“Potentially Career-Ending Allegations” by Defense during Rock Greebel Trial
In the fraud trial of Martin Shkreli, co-defendant and former Katten Muchin Rosenman LLP attorney, Evan Greebel, the Court sent the jury home for the day after the defense made “potentially career-ending allegations” concerning an unnamed government official.
Greebel is charged for his role in Shkreli’s scheme of using sham consulting and settlement agreements for cash and shares of Retrophin, Inc., to pay off investors in one of Shkreli’s MSMB hedge funds. Trial commenced on October 20, 2017, and the defense began to present its case on December 6, 2017.
On December 13, 2017, Steven Rosenfeld, an investor in Retrophin and one of Shkreli’s MSMB hedge funds, took the stand for the defense. He testified that, while he entered into a consulting agreement that provided him with $200,000 and stock in Retrophin, he actually performed consulting services for the company.

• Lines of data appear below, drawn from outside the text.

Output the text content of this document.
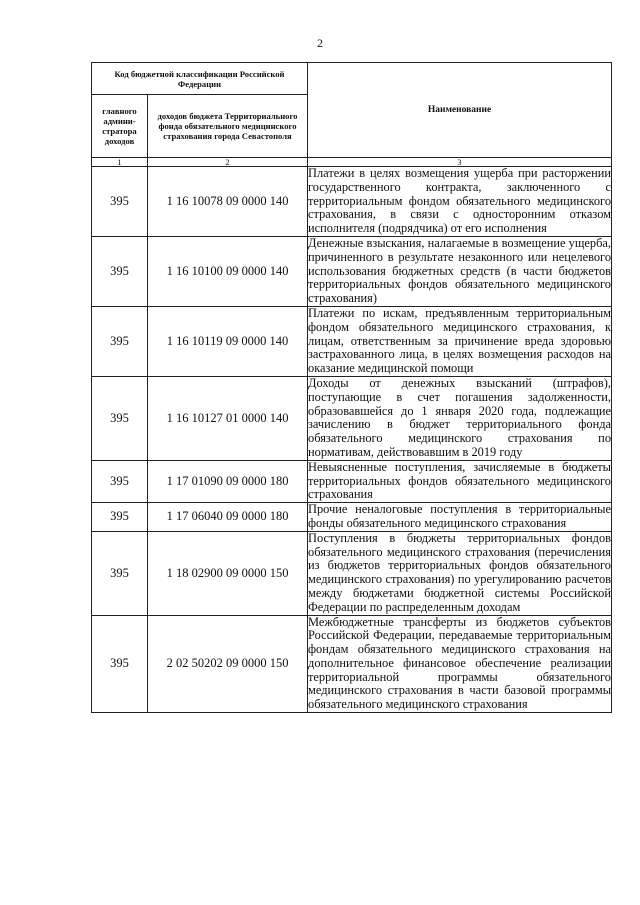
2
Код бюджетной классификации Российской Федерации		Наименование
главного админи- стратора доходов	доходов бюджета Территориального фонда обязательного медицинского страхования города Севастополя	
1	2	3
395	1 16 10078 09 0000 140	Платежи в целях возмещения ущерба при расторжении государственного контракта, заключенного с территориальным фондом обязательного медицинского страхования, в связи с односторонним отказом исполнителя (подрядчика) от его исполнения
395	1 16 10100 09 0000 140	Денежные взыскания, налагаемые в возмещение ущерба, причиненного в результате незаконного или нецелевого использования бюджетных средств (в части бюджетов территориальных фондов обязательного медицинского страхования)
395	1 16 10119 09 0000 140	Платежи по искам, предъявленным территориальным фондом обязательного медицинского страхования, к лицам, ответственным за причинение вреда здоровью застрахованного лица, в целях возмещения расходов на оказание медицинской помощи
395	1 16 10127 01 0000 140	Доходы от денежных взысканий (штрафов), поступающие в счет погашения задолженности, образовавшейся до 1 января 2020 года, подлежащие зачислению в бюджет территориального фонда обязательного медицинского страхования по нормативам, действовавшим в 2019 году
395	1 17 01090 09 0000 180	Невыясненные поступления, зачисляемые в бюджеты территориальных фондов обязательного медицинского страхования
395	1 17 06040 09 0000 180	Прочие неналоговые поступления в территориальные фонды обязательного медицинского страхования
395	1 18 02900 09 0000 150	Поступления в бюджеты территориальных фондов обязательного медицинского страхования (перечисления из бюджетов территориальных фондов обязательного медицинского страхования) по урегулированию расчетов между бюджетами бюджетной системы Российской Федерации по распределенным доходам
395	2 02 50202 09 0000 150	Межбюджетные трансферты из бюджетов субъектов Российской Федерации, передаваемые территориальным фондам обязательного медицинского страхования на дополнительное финансовое обеспечение реализации территориальной программы обязательного медицинского страхования в части базовой программы обязательного медицинского страхования
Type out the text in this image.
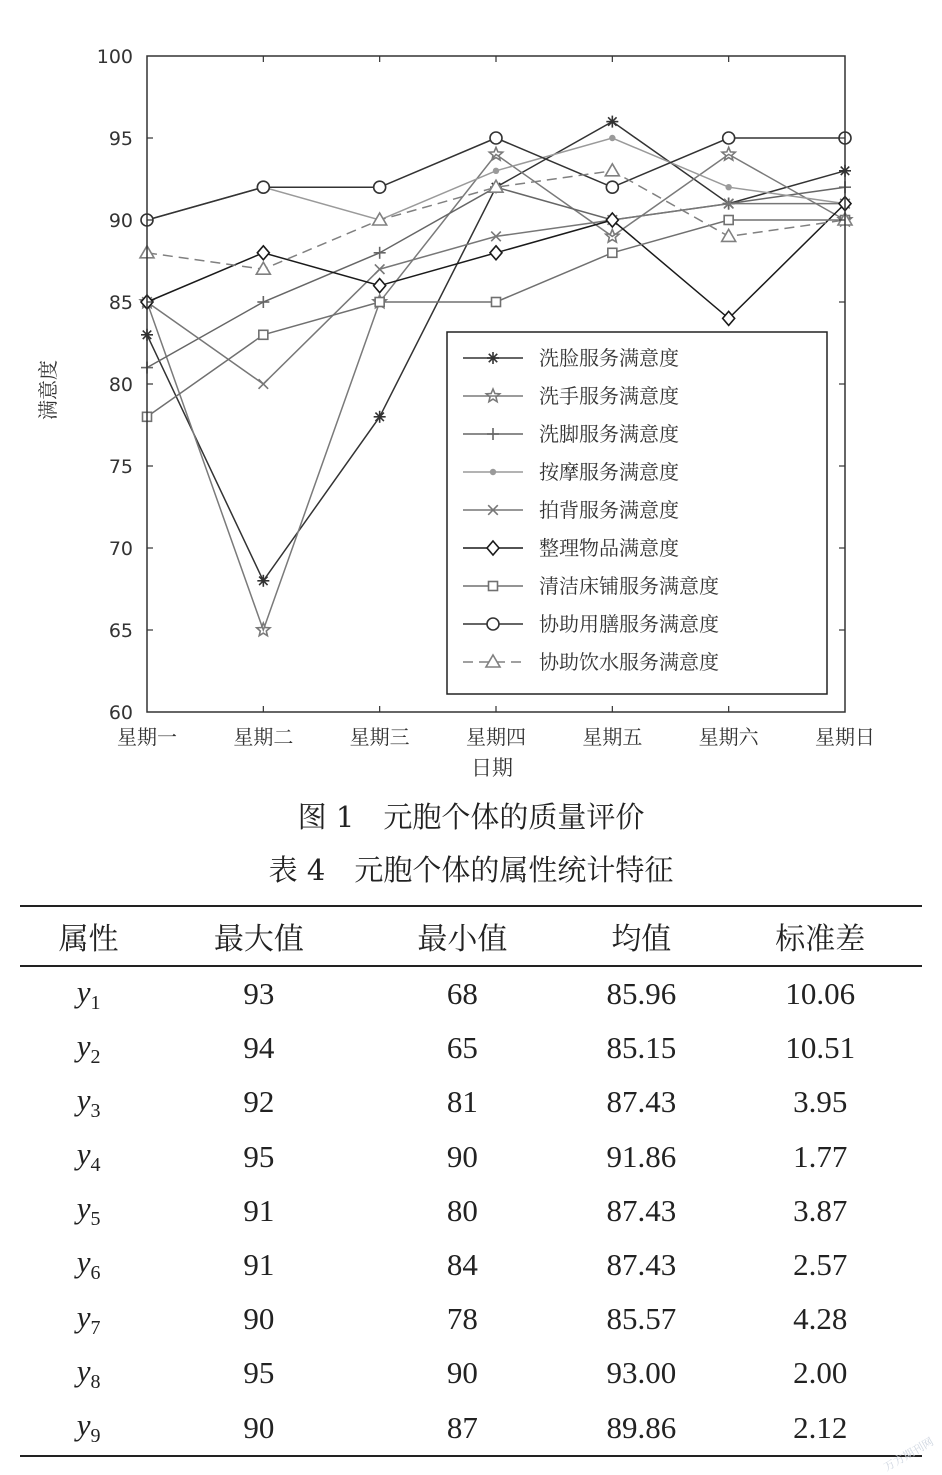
60
65
70
75
80
85
90
95
100
星期一	星期二	星期三	星期四	星期五	星期六	星期日
满意度
日期
洗脸服务满意度
洗手服务满意度
洗脚服务满意度
按摩服务满意度
拍背服务满意度
整理物品满意度
清洁床铺服务满意度
协助用膳服务满意度
协助饮水服务满意度
图 1　元胞个体的质量评价
表 4　元胞个体的属性统计特征
属性	最大值	最小值	均值	标准差
$y_1$	93	68	85.96	10.06
$y_2$	94	65	85.15	10.51
$y_3$	92	81	87.43	3.95
$y_4$	95	90	91.86	1.77
$y_5$	91	80	87.43	3.87
$y_6$	91	84	87.43	2.57
$y_7$	90	78	85.57	4.28
$y_8$	95	90	93.00	2.00
$y_9$	90	87	89.86	2.12
万方期刊网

His testimony went off the rails when defense counsel inquired about his meetings with the government. First, defense counsel asked about a 2015 encounter with the FBI, where agents came to his home. Rosenfeld began to testify that he had asked the agents if he could call his attorney, but the prosecution objected, and a sidebar ensued. Defense counsel then turned to Rosenfeld’s next meeting with the government. A question regarding whom Rosenfeld met with led to a second objection from the prosecution and another lengthy sidebar. After the sidebar, Judge Kiyo Matsumoto dismissed the jurors for the day. She ordered sealed briefing from the parties on what she described as “potentially career-ending allegations” made by the defense. The parties will brief the matter, addressing among other issues, whether any statements made by government officials outside the courtroom constitute party admissions.
The Court will rule on the admissibility of the Rosenfeld’s testimony regarding his second meeting with government officials. Whether the allegations raised at sidebar have a more significant impact on the trial, or on any officials’ careers, remains to be seen.
What Happens Next?
The trial, which has lasted for more than two months, will proceed on December 14, 2017.